Your audience need to be engaged and entertained. You might have to explain some very crucial plot elements in your story but try to do this in interesting and unique ways. A direct quote I remember from ‘Save the Cat’ was the Pope in the Pool Moment. If you haven’t read the Save the Cat series by Blake Snyder – I recommend you do so, it offers a lot of advice on screenwriting as a craft.


‘The term The Pope in The Pool came from a script titled The Plot to Kill the Pope by George England. The story was a thriller and as such couldn’t afford a dull scene with people sitting around drinking tea (something Donald Mass warns against extensively in Writing the Breakout Novel) and dumping information. So, the writer came up with a way to relay the information while keeping people’s attention.
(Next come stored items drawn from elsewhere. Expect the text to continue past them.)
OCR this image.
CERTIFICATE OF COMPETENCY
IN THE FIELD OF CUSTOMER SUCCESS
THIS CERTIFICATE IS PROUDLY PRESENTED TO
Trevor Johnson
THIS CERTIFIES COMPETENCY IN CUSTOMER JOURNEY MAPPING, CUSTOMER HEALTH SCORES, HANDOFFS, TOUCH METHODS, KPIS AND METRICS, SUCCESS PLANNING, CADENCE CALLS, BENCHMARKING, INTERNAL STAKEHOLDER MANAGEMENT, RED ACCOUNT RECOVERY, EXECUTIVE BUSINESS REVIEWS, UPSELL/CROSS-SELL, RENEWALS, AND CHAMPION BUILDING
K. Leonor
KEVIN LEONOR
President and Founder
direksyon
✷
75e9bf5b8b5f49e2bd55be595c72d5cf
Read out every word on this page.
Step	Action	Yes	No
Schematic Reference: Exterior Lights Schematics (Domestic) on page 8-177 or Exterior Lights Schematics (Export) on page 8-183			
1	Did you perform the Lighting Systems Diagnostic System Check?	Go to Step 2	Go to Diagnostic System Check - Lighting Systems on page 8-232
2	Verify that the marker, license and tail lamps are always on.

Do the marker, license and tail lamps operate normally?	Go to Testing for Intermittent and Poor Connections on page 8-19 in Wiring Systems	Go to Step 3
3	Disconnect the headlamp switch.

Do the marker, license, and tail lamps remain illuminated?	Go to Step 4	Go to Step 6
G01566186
He put the Pope in the pool.

As Snyder points out, “We’re thinking: ‘I didn’t know the Vatican had a pool?! And look, the Pope’s not wearing his Pope clothes, he’s… he’s… in his bathing suit!’”

This keeps our attention while the important, dull information is downloaded to our brains. We walk away from the scene wowed and retaining the knowledge that we need for the rest of the story to unfold, while never being bored.’


Make your lead character suffer

This may sound a little harsh but a great story is built on the foundations of conflict. Without conflict a story can’t sustain itself. You need to make our lead character overcome hardships, struggle and graft to get to where he needs to be. The more obstacles you put in his way the more the audience will want to follow his/her journey and thus make for a more compelling story.


The first draft is a first draft!

So you’ve finished your masterpiece you’ve stepped away for a few days and then re-read your entire screenplay. Chances are your first though is something like…This sucks! What was I even thinking! Or even worse, you’ve let someone else loose on your script and they have a list of ‘critiques’ for you. Your heart sinks and you wonder why you ever quit you day job.

But wait a second, because guess what, there’s still hope. It’s a first draft for a reason, a lot of writers fall into the trap of expectation, and their scripts simply don’t live up to it. Writing is re-writing.